AI-ACCELERATED DRUG DISCOVERY
Available from Reaxense
This protein is integrated into the Receptor.AI ecosystem as a prospective target with high therapeutic potential. We performed a comprehensive characterization of Serine/threonine-protein phosphatase 2A regulatory subunit B'' subunit gamma including:
1. LLM-powered literature research
Our custom-tailored LLM extracted and formalized all relevant information about the protein from a large set of structured and unstructured data sources and stored it in the form of a Knowledge Graph. This comprehensive analysis allowed us to gain insight into Serine/threonine-protein phosphatase 2A regulatory subunit B'' subunit gamma therapeutic significance, existing small molecule ligands, relevant off-targets, and protein-protein interactions.
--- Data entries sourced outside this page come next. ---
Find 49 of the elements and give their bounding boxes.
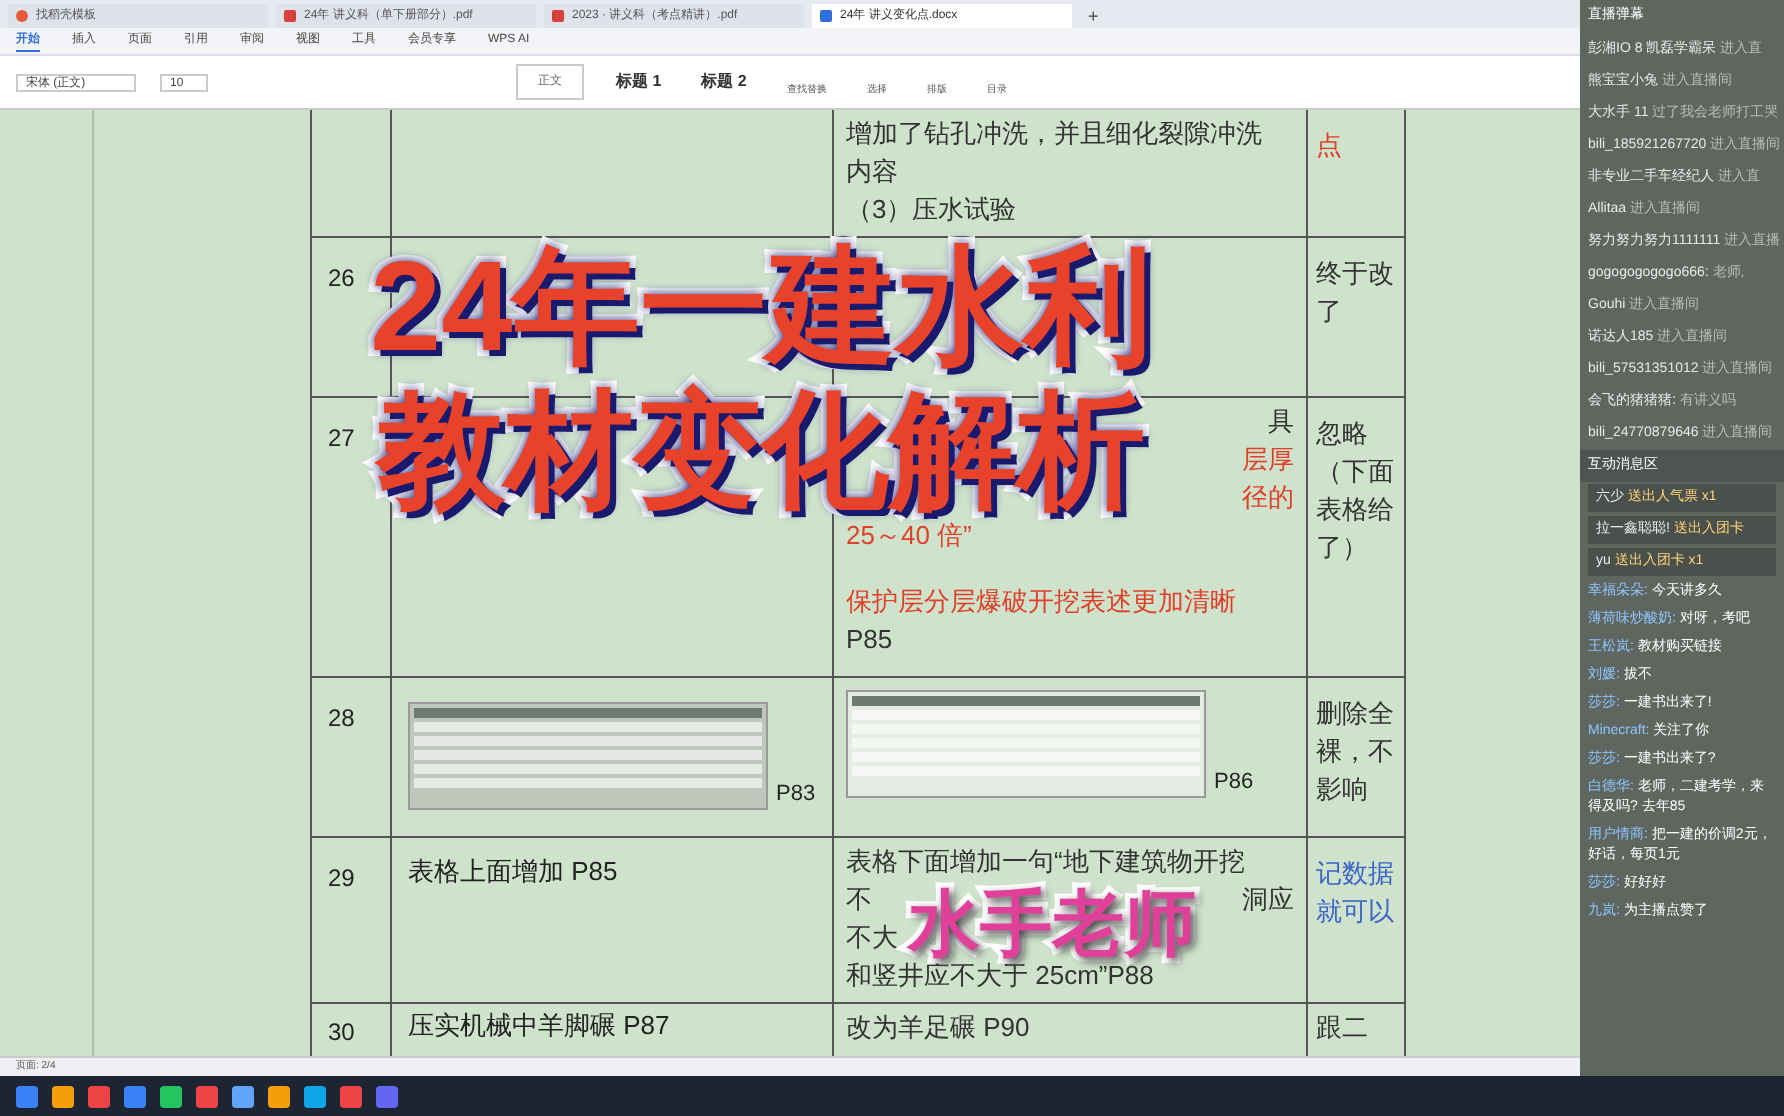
file-icon <box>552 10 564 22</box>
app-icon[interactable] <box>268 1085 290 1107</box>
row-number: 29 <box>328 864 355 892</box>
app-icon[interactable] <box>52 1085 74 1107</box>
table-cell-text: 改为羊足碾 P90 <box>846 1010 1030 1046</box>
table-cell-text: 径的 <box>1242 480 1294 516</box>
row-number: 28 <box>328 704 355 732</box>
table-cell-text: 增加了钻孔冲洗，并且细化裂隙冲洗 <box>846 116 1262 152</box>
app-icon[interactable] <box>304 1085 326 1107</box>
table-cell-text: 删除全裸，不影响 <box>1316 696 1396 808</box>
table-cell-text: （3）压水试验 <box>846 192 1017 228</box>
app-icon[interactable] <box>232 1085 254 1107</box>
new-tab-button[interactable]: + <box>1080 4 1107 28</box>
table-cell: 表格上面增加 P85 <box>408 854 618 890</box>
file-icon <box>16 10 28 22</box>
row-number: 26 <box>328 264 355 292</box>
table-cell-text: 保护层分层爆破开挖表述更加清晰 <box>846 584 1236 620</box>
table-cell-text: 终于改了 <box>1316 256 1396 330</box>
table-cell-text: 内容 <box>846 154 898 190</box>
table-cell-text: 洞应 <box>1242 882 1294 918</box>
table-cell-text: 25～40 倍” <box>846 518 972 554</box>
app-icon[interactable] <box>376 1085 398 1107</box>
table-cell-text: 忽略（下面表格给了） <box>1316 416 1396 566</box>
table-cell-text: 不大 <box>846 920 898 956</box>
row-number: 27 <box>328 424 355 452</box>
app-icon[interactable] <box>16 1085 38 1107</box>
app-icon[interactable] <box>124 1085 146 1107</box>
app-icon[interactable] <box>196 1085 218 1107</box>
page-number: P83 <box>776 779 816 809</box>
table-cell: 压实机械中羊脚碾 P87 <box>408 1008 670 1044</box>
app-icon[interactable] <box>160 1085 182 1107</box>
app-icon[interactable] <box>340 1085 362 1107</box>
author-overlay: 水手老师 <box>908 882 1196 964</box>
table-cell-text: 层厚 <box>1242 442 1294 478</box>
table-cell-text: 记数据就可以 <box>1316 856 1396 930</box>
table-cell-text: 和竖井应不大于 25cm”P88 <box>846 959 1154 994</box>
app-icon[interactable] <box>88 1085 110 1107</box>
table-cell-text: 点 <box>1316 128 1342 164</box>
table-cell-text: 表格下面增加一句“地下建筑物开挖 <box>846 844 1245 880</box>
file-icon <box>284 10 296 22</box>
table-cell-text: 不 <box>846 882 872 918</box>
table-cell-text: P85 <box>846 622 893 658</box>
table-cell-text: 具 <box>1268 404 1294 440</box>
file-icon <box>820 10 832 22</box>
row-number: 30 <box>328 1018 355 1046</box>
page-number: P86 <box>1214 767 1254 797</box>
table-cell-text: 跟二 <box>1316 1010 1370 1046</box>
style-preset[interactable]: 标题 1 <box>608 70 670 94</box>
style-preset[interactable]: 标题 2 <box>693 70 755 94</box>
Fig. 1. Preliminary target research workflow
2. AI-Driven Conformational Ensemble Generation
Starting from the initial protein structure, we employed advanced AI algorithms to predict alternative functional states of Serine/threonine-protein phosphatase 2A regulatory subunit B'' subunit gamma, including large-scale conformational changes along "soft" collective coordinates. Through molecular simulations with AI-enhanced sampling and trajectory clustering, we explored the broad conformational space of the protein and identified its representative structures. Utilizing diffusion-based AI models and active learning AutoML, we generated a statistically robust ensemble of equilibrium protein conformations that capture the receptor's full dynamic behavior, providing a robust foundation for accurate structure-based drug design.
Fig. 2. AI-powered molecular dynamics simulations workflow
3. Binding pockets identification and characterization
We employed the AI-based pocket prediction module to discover orthosteric, allosteric, hidden, and cryptic binding pockets on the protein’s surface. Our technique integrates the LLM-driven literature search and structure-aware ensemble-based pocket detection algorithm that utilizes previously established protein dynamics. Tentative pockets are then subject to AI scoring and ranking with simultaneous detection of false positives. In the final step, the AI model assesses the druggability of each pocket enabling a comprehensive selection of the most promising pockets for further targeting.
Fig. 3. AI-based binding pocket detection workflow
4. AI-Powered Virtual Screening
Our ecosystem is equipped to perform AI-driven virtual screening on Serine/threonine-protein phosphatase 2A regulatory subunit B'' subunit gamma. With access to a vast chemical space and cutting-edge AI docking algorithms, we can rapidly and reliably predict the most promising, novel, diverse, potent, and safe small molecule ligands of Serine/threonine-protein phosphatase 2A regulatory subunit B'' subunit gamma. This approach allows us to achieve an excellent hit rate and to identify compounds ready for advanced lead discovery and optimization.
Fig. 4. The screening workflow of Receptor.AI
Receptor.AI, in partnership with Reaxense, developed a next-generation technology for on-demand focused library design to enable extensive target exploration.
The focused library for Serine/threonine-protein phosphatase 2A regulatory subunit B'' subunit gamma includes a list of the most effective modulators, each annotated with 38 ADME-Tox and 32 physicochemical and drug-likeness parameters. Furthermore, each compound is shown with its optimal docking poses, affinity scores, and activity scores, offering a detailed summary.
Serine/threonine-protein phosphatase 2A regulatory subunit B'' subunit gamma
partner:
Reaxense
upacc:
Q969Q6
UPID:
P2R3C_HUMAN
Alternative names:
Protein phosphatase subunit G5PR; Rhabdomyosarcoma antigen MU-RMS-40.6A/6C
Alternative UPACC:
Q969Q6; B4DEN7; D3DS97; D3DS98; Q5GJ55; Q5GJ56; Q6P4G2; Q86TZ3; Q9NWR9
Background:
Serine/threonine-protein phosphatase 2A regulatory subunit B'' subunit gamma, also known as Protein phosphatase subunit G5PR and Rhabdomyosarcoma antigen MU-RMS-40.6A/6C, plays a pivotal role in various cellular processes. It is involved in the regulation of MCM3AP phosphorylation, acts as a negative regulator of ABCB1 expression and function, and may contribute to the activation-induced cell death of B-cells. This protein's multifaceted role in biological systems makes it an intriguing subject for scientific inquiry.
Therapeutic significance:
Linked to Myoectodermal gonadal dysgenesis syndrome and Spermatogenic failure 36, Serine/threonine-protein phosphatase 2A regulatory subunit B'' subunit gamma's involvement in these diseases highlights its potential as a target for therapeutic intervention. Understanding the role of this protein could open doors to potential therapeutic strategies, offering hope for patients suffering from these conditions.